A pastor gave my cousin and his fiance really AWFUL advice regarding a prenup. They're not consulting with a qualified lawyer. :nono:

There's probably not a one-stop-shop for all this stuff. I don't know what's typical.
 
Do the courses you researched cover legal and financial stuff like
major joint purchases (real estate, cars), debt management, budgeting, prenups, setting up trust funds for kids, inheritances, paying for elder care? What the ratio of spiritual to legal/financial advice?

A pastor gave my cousin and his fiance really AWFUL advice regarding a prenup. They're not consulting with a qualified lawyer. :nono:

There's probably not a one-stop-shop for all this stuff. I don't know what's typical.

The class covers everything you stated above, except pre-nups. I can't give you a %age but my class is well balanced and rooted in the Word.
 
Hugs. Whatever comes from it is a blessing.

Me ex-SO's mom went through premarital counseling at her church and the pastor urged her not to marry the man. Hubby was out of the house about 4 months after a HUGE wedding and they were divorced shortly thereafter.
 
Congratulations. This is an excellent decision. Please take it seriously and if you can do it with a qualified married couple, it really nailed it home for us to have both of them there being open and honest in talking to us.
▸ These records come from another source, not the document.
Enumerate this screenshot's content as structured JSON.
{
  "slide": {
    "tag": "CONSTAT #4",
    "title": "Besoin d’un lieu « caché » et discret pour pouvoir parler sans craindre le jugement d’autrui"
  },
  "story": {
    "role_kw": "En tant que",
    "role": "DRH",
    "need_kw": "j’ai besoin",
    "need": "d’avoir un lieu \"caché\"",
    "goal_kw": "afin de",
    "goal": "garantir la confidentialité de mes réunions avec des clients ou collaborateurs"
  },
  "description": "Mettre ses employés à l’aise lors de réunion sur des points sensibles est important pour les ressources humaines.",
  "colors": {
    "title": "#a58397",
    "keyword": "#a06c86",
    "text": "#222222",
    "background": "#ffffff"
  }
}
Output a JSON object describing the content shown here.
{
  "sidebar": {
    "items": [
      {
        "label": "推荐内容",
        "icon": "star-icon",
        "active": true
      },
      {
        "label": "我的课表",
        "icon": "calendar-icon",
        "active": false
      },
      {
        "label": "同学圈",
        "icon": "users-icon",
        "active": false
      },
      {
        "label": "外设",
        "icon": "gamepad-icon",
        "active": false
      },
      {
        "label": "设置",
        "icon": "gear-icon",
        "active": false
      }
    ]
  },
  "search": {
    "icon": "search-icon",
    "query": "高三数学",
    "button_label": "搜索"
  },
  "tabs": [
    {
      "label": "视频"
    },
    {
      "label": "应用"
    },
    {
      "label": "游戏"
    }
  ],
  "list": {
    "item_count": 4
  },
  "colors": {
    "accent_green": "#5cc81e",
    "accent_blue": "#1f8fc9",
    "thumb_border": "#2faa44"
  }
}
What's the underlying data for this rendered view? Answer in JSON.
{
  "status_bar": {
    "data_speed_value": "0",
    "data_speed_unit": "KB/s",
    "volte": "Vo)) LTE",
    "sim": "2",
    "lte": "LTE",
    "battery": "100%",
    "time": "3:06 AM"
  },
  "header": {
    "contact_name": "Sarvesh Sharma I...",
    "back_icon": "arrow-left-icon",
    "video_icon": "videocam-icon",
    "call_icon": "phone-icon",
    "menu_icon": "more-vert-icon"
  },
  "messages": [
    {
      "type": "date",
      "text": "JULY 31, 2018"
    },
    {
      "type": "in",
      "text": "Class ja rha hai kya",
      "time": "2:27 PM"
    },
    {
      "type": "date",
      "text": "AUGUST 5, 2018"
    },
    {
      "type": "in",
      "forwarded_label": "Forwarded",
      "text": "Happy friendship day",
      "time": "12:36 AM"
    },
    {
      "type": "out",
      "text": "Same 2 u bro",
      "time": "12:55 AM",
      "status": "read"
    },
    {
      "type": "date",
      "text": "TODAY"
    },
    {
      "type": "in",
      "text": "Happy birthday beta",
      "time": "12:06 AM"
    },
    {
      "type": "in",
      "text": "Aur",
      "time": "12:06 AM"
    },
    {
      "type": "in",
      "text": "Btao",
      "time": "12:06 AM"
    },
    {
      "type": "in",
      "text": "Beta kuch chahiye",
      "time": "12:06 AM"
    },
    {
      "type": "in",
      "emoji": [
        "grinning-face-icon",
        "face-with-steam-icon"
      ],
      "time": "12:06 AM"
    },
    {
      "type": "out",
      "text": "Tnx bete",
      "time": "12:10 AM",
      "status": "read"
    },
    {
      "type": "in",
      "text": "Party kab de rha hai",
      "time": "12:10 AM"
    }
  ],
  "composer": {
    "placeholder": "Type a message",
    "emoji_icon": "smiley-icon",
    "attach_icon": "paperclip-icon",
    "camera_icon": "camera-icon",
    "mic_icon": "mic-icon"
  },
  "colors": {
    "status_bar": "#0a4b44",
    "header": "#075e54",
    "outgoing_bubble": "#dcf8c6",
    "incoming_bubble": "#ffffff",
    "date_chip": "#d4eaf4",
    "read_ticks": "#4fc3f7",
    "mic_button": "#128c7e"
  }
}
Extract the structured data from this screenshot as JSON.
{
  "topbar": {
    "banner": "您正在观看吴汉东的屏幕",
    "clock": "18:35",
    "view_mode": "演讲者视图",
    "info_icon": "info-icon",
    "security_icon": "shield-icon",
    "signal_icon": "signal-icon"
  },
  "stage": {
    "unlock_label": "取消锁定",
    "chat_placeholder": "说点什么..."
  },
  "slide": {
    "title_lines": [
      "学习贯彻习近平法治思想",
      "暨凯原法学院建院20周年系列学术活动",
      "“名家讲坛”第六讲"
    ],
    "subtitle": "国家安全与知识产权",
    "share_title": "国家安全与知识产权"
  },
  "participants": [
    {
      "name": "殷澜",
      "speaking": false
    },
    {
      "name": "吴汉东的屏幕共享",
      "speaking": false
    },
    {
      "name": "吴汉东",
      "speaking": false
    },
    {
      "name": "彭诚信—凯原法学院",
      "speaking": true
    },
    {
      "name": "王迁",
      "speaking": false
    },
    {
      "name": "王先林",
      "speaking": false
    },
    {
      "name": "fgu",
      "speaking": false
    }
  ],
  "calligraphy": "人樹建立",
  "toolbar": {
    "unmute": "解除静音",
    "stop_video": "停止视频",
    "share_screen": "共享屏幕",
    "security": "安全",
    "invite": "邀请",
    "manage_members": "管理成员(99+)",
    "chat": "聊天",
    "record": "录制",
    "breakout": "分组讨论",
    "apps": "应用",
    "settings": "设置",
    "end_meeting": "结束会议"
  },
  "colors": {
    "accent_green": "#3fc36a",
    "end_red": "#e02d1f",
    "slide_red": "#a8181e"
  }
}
My hubby and I went through it twice (kinda). We talked a LOT before counseling and yet we still discovered new things during the sessions. Our second set of sessions was with the priest who married us. His rule is never to marry a couple who hasnt gone through a few sessions with him, but he ended up cutting his sessions short for us because he realized we had done so much work already, he told us how proud he was. He even said so during our ceremony.

On my wedding day everyone kept saying how calm I was and I thought, goodness . . . in my heart this man is already my husband from everything we've said and done to prepare for this thing.

My point is: if you are both in agreement pre-marital counseling is a good thing, then I think you are already taken a major step towards something great.
 
I recommend anyone whose getting married to get pre-counseling. Even my pastor advises. I heard couple's learned a lot about each other.
 
Hugs. Whatever comes from it is a blessing.

Me ex-SO's mom went through premarital counseling at her church and the pastor urged her not to marry the man. Hubby was out of the house about 4 months after a HUGE wedding and they were divorced shortly thereafter.

Honey, that happened to a friend of my mom who is also a member of our church. Her friend and fiancee went through pre-maritial counseling. Our pastor told her not to marry this man because he's too controlling but she married him anyway. During their marriage he became verbally abusive and controlling like our pastor said. But she divorced him thank God.

If I decide to get married my fiancee and I will go through pre-counseling. If he's not for it then I'm not going to marry him. I just feel it will save a lot of drama and heartache. Plus, that tells me that he's not taking the marriage seriously.